第13話 第二区画委員長

『AAC』波泊市支部支部長室━━


 享二きょうじは一人、外を見ながら考え事をする。


(冥帝を消しておきたい輩がいるか......)


 光希こうき香織かおり、二人から報告を受け考える。水面下でこそこそと行動するような奴らの情報はなかなか入らない。

 それに、犯罪者を片っ端から裁き回る冥帝を消しておきたいヤツは、ごまんといる。自分に危害を加える可能性のある冥帝は、潰しておきたいという考えだろう。
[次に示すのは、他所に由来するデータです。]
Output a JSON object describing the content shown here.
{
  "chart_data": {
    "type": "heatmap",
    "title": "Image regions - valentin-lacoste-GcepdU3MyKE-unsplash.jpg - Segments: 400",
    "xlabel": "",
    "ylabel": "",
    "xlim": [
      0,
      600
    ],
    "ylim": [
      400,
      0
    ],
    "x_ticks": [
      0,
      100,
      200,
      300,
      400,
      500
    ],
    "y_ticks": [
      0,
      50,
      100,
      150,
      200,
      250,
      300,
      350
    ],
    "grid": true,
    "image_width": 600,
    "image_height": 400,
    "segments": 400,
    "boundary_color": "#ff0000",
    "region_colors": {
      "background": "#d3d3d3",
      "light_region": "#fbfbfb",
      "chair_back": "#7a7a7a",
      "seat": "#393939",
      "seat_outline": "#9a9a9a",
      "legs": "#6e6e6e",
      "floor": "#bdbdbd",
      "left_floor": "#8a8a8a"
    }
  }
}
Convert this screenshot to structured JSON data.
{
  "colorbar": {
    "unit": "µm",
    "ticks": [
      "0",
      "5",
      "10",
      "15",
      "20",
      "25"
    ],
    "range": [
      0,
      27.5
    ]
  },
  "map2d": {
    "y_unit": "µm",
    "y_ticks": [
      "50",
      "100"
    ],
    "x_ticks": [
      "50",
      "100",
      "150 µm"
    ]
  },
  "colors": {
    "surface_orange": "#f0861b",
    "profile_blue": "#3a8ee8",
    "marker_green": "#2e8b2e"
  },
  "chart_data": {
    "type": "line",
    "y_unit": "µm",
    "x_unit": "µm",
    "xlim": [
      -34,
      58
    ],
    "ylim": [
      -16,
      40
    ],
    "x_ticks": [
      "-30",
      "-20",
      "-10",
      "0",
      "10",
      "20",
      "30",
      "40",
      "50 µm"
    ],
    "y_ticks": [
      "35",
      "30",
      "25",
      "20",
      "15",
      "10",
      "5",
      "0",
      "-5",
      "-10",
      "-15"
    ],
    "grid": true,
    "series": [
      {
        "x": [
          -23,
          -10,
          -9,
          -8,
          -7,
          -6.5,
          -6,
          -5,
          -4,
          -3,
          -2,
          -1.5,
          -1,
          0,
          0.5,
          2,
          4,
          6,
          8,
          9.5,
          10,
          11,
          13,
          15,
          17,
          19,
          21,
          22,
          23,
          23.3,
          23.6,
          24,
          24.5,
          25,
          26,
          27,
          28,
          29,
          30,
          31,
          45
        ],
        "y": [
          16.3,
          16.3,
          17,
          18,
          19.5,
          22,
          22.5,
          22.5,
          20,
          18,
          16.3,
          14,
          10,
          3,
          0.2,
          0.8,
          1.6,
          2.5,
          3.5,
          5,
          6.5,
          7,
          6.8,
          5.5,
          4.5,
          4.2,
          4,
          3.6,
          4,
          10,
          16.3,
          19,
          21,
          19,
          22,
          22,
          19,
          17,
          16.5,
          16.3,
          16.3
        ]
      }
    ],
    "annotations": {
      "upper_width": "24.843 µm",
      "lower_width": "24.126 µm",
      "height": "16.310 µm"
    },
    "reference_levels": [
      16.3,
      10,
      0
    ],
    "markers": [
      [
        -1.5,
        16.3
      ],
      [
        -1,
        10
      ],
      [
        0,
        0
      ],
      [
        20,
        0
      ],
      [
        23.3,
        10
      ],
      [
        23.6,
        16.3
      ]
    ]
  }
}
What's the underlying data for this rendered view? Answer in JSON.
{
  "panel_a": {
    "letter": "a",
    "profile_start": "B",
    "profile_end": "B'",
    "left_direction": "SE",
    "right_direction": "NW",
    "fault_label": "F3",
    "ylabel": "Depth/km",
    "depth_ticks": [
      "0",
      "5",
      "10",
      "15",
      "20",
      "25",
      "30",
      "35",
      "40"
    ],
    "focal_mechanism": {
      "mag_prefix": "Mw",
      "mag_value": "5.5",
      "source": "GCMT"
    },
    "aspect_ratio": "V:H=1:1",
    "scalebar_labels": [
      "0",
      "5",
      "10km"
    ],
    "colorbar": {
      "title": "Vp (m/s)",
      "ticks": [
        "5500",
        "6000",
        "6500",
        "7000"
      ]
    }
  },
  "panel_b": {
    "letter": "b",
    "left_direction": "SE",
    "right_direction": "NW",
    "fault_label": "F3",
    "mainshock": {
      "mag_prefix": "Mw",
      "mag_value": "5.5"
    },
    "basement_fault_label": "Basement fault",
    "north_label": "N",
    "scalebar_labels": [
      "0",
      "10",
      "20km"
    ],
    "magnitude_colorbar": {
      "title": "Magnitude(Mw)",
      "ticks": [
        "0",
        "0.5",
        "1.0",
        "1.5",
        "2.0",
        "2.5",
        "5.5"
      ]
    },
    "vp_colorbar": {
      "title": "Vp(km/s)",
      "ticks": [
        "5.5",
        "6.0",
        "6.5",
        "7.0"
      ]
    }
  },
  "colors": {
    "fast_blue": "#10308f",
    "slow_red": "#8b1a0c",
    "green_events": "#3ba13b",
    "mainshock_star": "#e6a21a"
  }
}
 だが、同時に仲間に引き入れたいと、情報を集めようとするヤツもいる筈だ。

 情報に関してはここで止まるが、殺しに来るヤツはどうにもならない。今回こそ無事でいたものの、上の組織連中がとんでも強いヤツを刺客に差し向けたら......


(八色 香織がいたことで今回の件を切り抜けられた。だが、八色 香織も川口 光希も傷を負っていた......)


 冥帝━━光希が危ないのは今に始まったことではない。だが、香織は光希といることで危険に晒されている。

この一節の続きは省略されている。